“The Organic Trade Association supports USDA’s decision to end its Organic Recognition Agreement with India and transition to a more active oversight approach. It is critical in international trade agreements that foreign governments have sufficient oversight, accreditation, compliance and enforcement control in place to ensure that their organic requirements are applied and enforced. Integrity in organic is our highest priority, and ensuring that all equivalency and recognition agreements are based on systems of comparable rigor and standards is key to maintaining that integrity.
The Organic Recognition Agreement is different from an Organic Equivalency Agreement. The U.S. has in place seven equivalency agreements – with Canada, EU, Japan, South Korea, Switzerland, Taiwan, UK. The U.S. has two other recognition agreements in place with Israel and New Zealand. An Organic Equivalency Agreement recognizes the organic standards and oversight systems of each trading partner as comparable and verifiable. Once an equivalency agreement is established, maintaining it is an ongoing process, with USDA conducting regular onsite audits of the foreign government’s organic program. In an Organic Recognition Agreement, a foreign government accredits certifying agents in that country to the USDA organic standards, and these foreign certifying agents are authorized to certify organic farms and processing facilities to NOP standards for export to the USA. However, there is not always visibility or enforcement authority over certifiers and operations under recognition agreements.
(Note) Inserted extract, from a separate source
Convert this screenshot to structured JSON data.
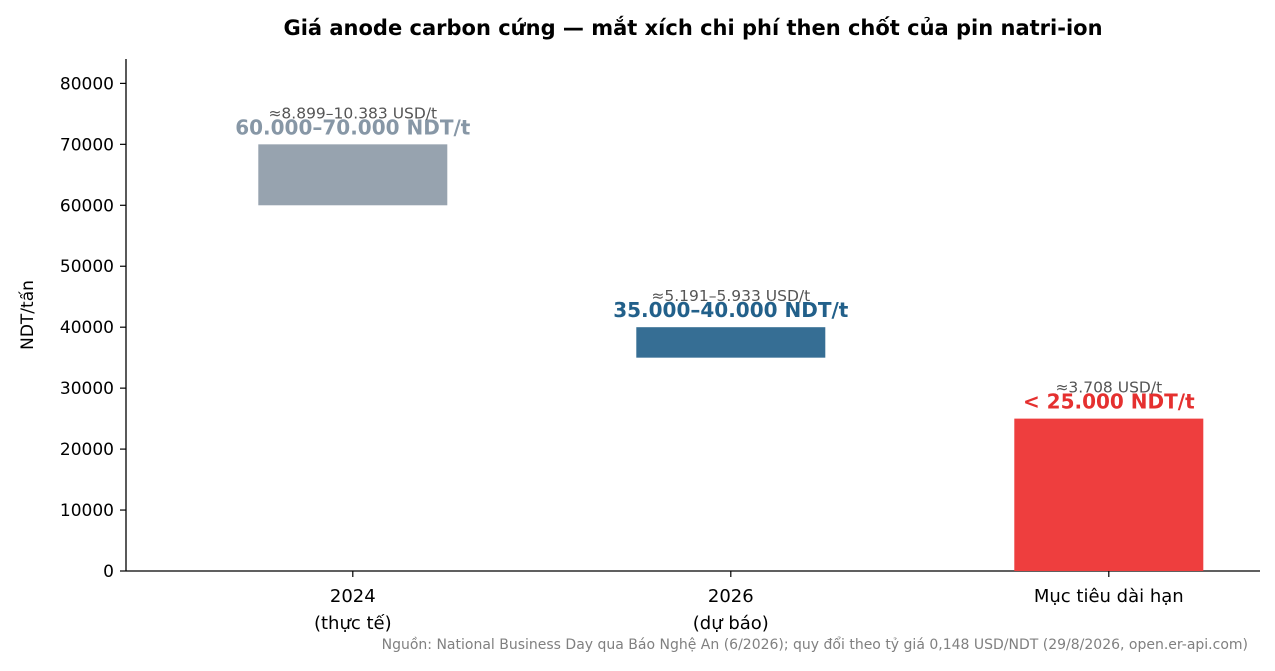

Safeguarding against fraud throughout the global organic system benefits the entire organic sector, and is absolutely essential in honoring the trust that consumers have in the Organic label. The USDA has given exporters in India a generous transition period of 18 months to recertify to an National Organic Program (NOP) accredited certifier, which should be adequate time to prevent any disruptions in the trade between our two countries.”